I don't care, I was just noticing.
-
@FrostCat your choice of words (specifically "cost") made me think it matters to you how big the file is.
-
your choice of words (specifically "cost") made me think it matters to you how big the file is.
Oh. No, it was just an observation. I'm only doing this to save myself some time--the only way, ultimately, to verify my changes are correct are to submit them to the API, and it takes a LONG time to get back a response. If I can fairly easily validate a few things on my own, I can save myself a bunch of time. By which I literally mean days.
-
@Maciejasjmj said in XML Diff?:
Honestly I don't think that I've ever seen a serializer that would spit out unindented XML. JSON, yes, all the time, but never XML.
Unindented was the default in something I used once. Some c++ library.
-
I'm not even sure what your point is any more.
The usual end result from an argument with @gaska
-
@Maciejasjmj said in XML Diff?:
Any file that can't be read in Notepad easily (because it's all on one line)
You might want to fix your line endings...
Honestly I don't think that I've ever seen a serializer that would spit out unindented XML. JSON, yes, all the time, but never XML.
Which gives me an idea - deserialize, and then reserialize with a three-line C# or Java app?
That's a blatant lie.
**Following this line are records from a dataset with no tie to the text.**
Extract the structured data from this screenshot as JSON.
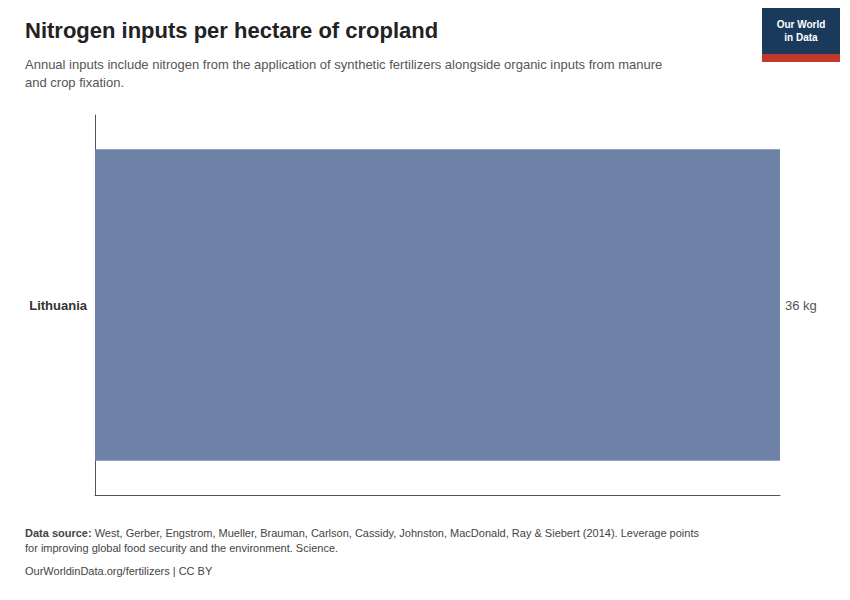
{
  "chart_data": {
    "type": "bar",
    "orientation": "horizontal",
    "title": "Nitrogen inputs per hectare of cropland",
    "subtitle": "Annual inputs include nitrogen from the application of synthetic fertilizers alongside organic inputs from manure\nand crop fixation.",
    "categories": [
      "Lithuania"
    ],
    "values": [
      36
    ],
    "value_labels": [
      "36 kg"
    ],
    "data_labels": true,
    "color": "#6e82a8",
    "xlim": [
      0,
      36
    ],
    "tick_labels": "y",
    "grid": false,
    "annotations": [
      "Our World\nin Data",
      "Data source:",
      " West, Gerber, Engstrom, Mueller, Brauman, Carlson, Cassidy, Johnston, MacDonald, Ray & Siebert (2014). Leverage points\nfor improving global food security and the environment. Science.",
      "OurWorldinData.org/fertilizers | CC BY"
    ]
  }
}
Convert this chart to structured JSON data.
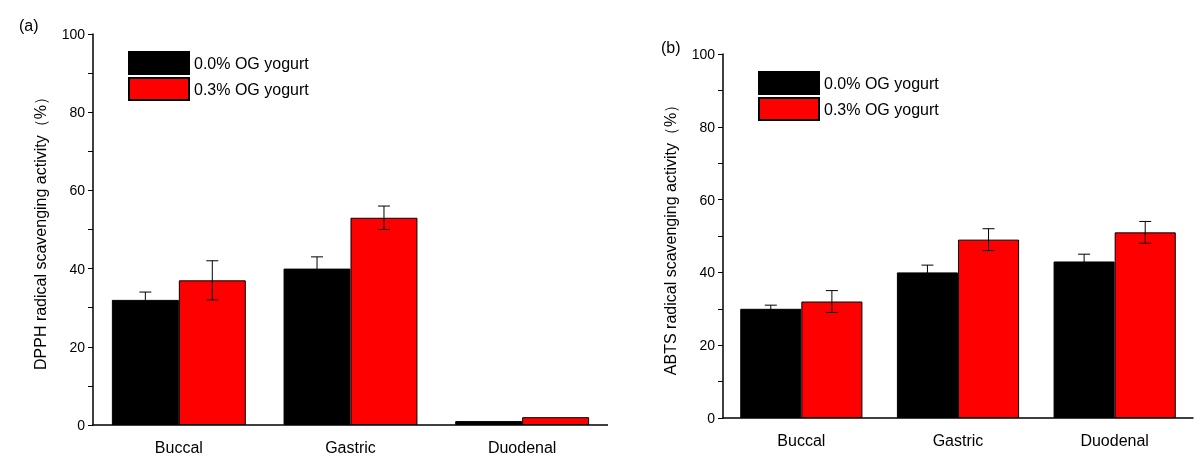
{
  "chart_data": [
    {
      "type": "bar",
      "title": "(a)",
      "ylabel": "DPPH radical scavenging activity（%）",
      "categories": [
        "Buccal",
        "Gastric",
        "Duodenal"
      ],
      "series": [
        {
          "name": "0.0% OG yogurt",
          "color": "#000000",
          "values": [
            32,
            40,
            1
          ],
          "errors": [
            2,
            3,
            null
          ]
        },
        {
          "name": "0.3% OG yogurt",
          "color": "#ff0000",
          "values": [
            37,
            53,
            2
          ],
          "errors": [
            5,
            3,
            null
          ]
        }
      ],
      "ylim": [
        0,
        100
      ],
      "yticks": [
        0,
        {
          "value": 10,
          "label": null
        },
        20,
        {
          "value": 30,
          "label": null
        },
        40,
        {
          "value": 50,
          "label": null
        },
        60,
        {
          "value": 70,
          "label": null
        },
        80,
        {
          "value": 90,
          "label": null
        },
        100
      ],
      "legend": "top left",
      "grid": false
    },
    {
      "type": "bar",
      "title": "(b)",
      "ylabel": "ABTS radical scavenging activity（%）",
      "categories": [
        "Buccal",
        "Gastric",
        "Duodenal"
      ],
      "series": [
        {
          "name": "0.0% OG yogurt",
          "color": "#000000",
          "values": [
            30,
            40,
            43
          ],
          "errors": [
            1,
            2,
            2
          ]
        },
        {
          "name": "0.3% OG yogurt",
          "color": "#ff0000",
          "values": [
            32,
            49,
            51
          ],
          "errors": [
            3,
            3,
            3
          ]
        }
      ],
      "ylim": [
        0,
        100
      ],
      "yticks": [
        0,
        {
          "value": 10,
          "label": null
        },
        20,
        {
          "value": 30,
          "label": null
        },
        40,
        {
          "value": 50,
          "label": null
        },
        60,
        {
          "value": 70,
          "label": null
        },
        80,
        {
          "value": 90,
          "label": null
        },
        100
      ],
      "legend": "top left",
      "grid": false
    }
  ]
}
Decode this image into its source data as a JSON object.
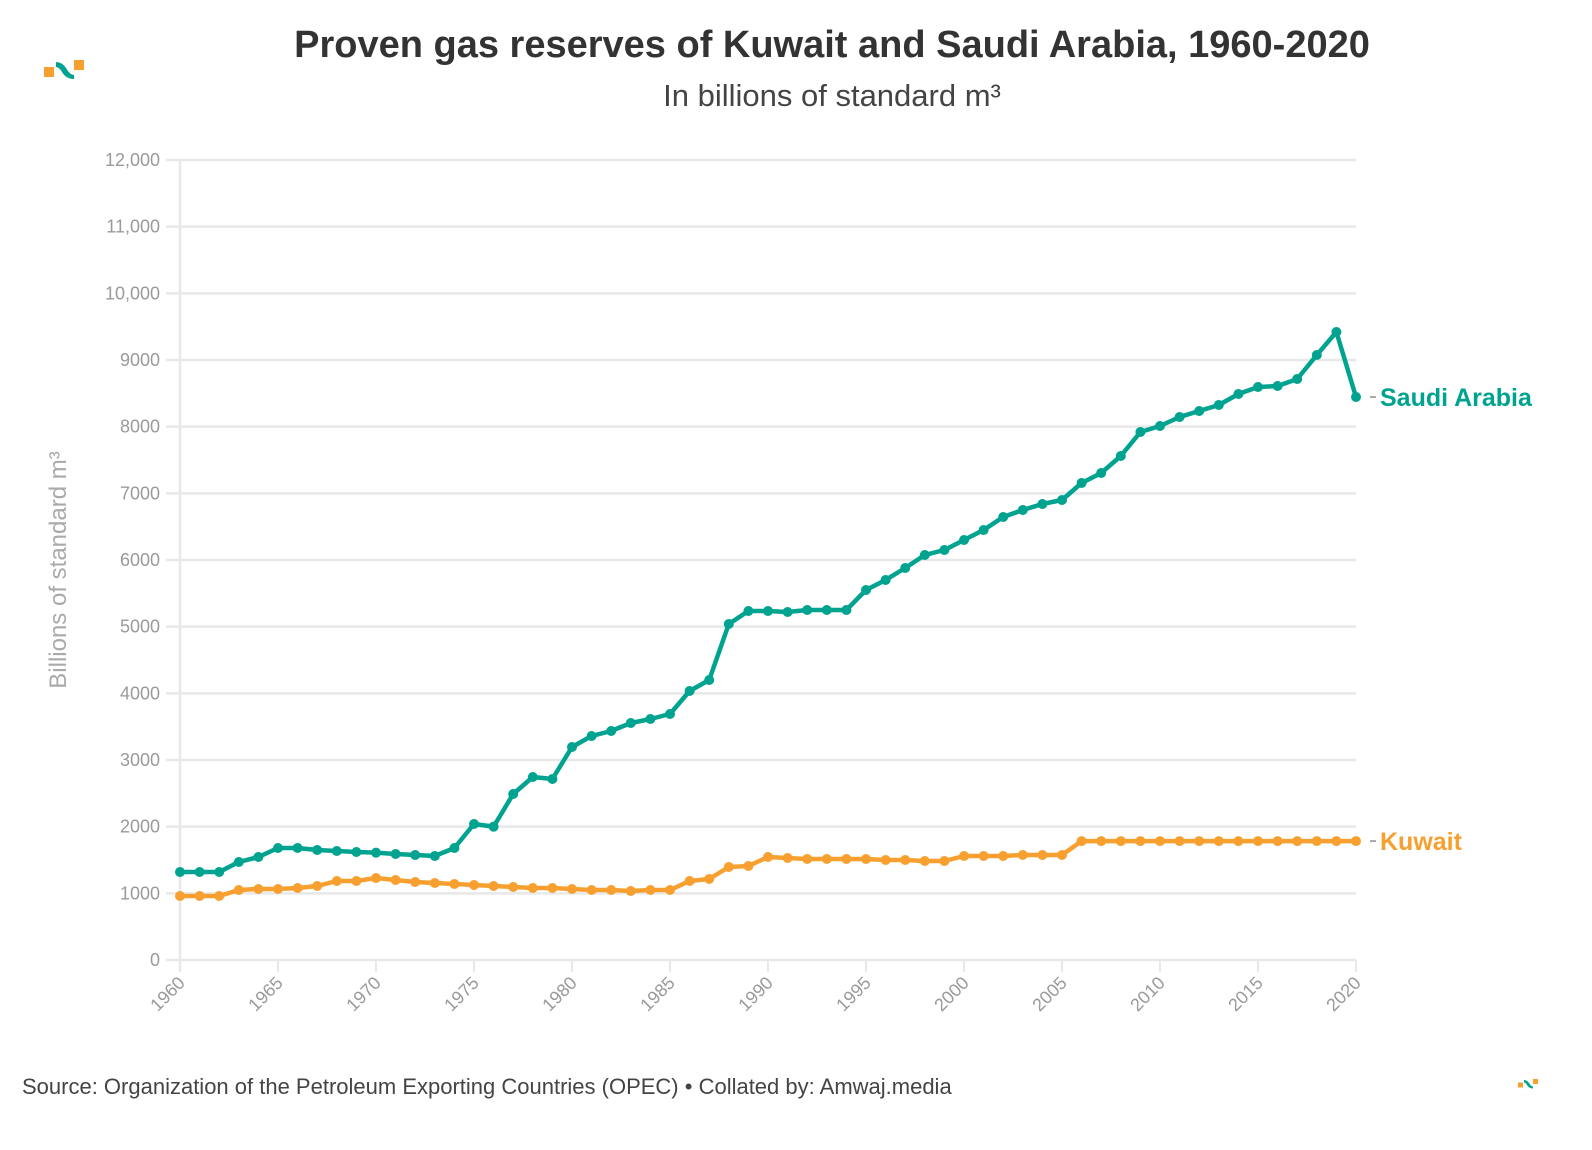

The try catch you'll need is already 6 lines.
-
-
@Maciejasjmj said in XML Diff?:
@DogsB Can't you put
throws WhateverException
onmain()
?
Filed under: don't try this at home kids
Why yes! I'm actually doing it now.
-
The try catch you'll need is already 6 lines.
try{DoXMLStuff();}catch(exception up){throw up;}
-
@FrostCat XML is a compromise between machine-readable and human-readable that (IMO) ends up sucking for both.
-
@Maciejasjmj Is there anything wrong with that? If I don't really have any way to handle the exception I'll obviously
throw
it to the JVM to crash in an appropriate manner.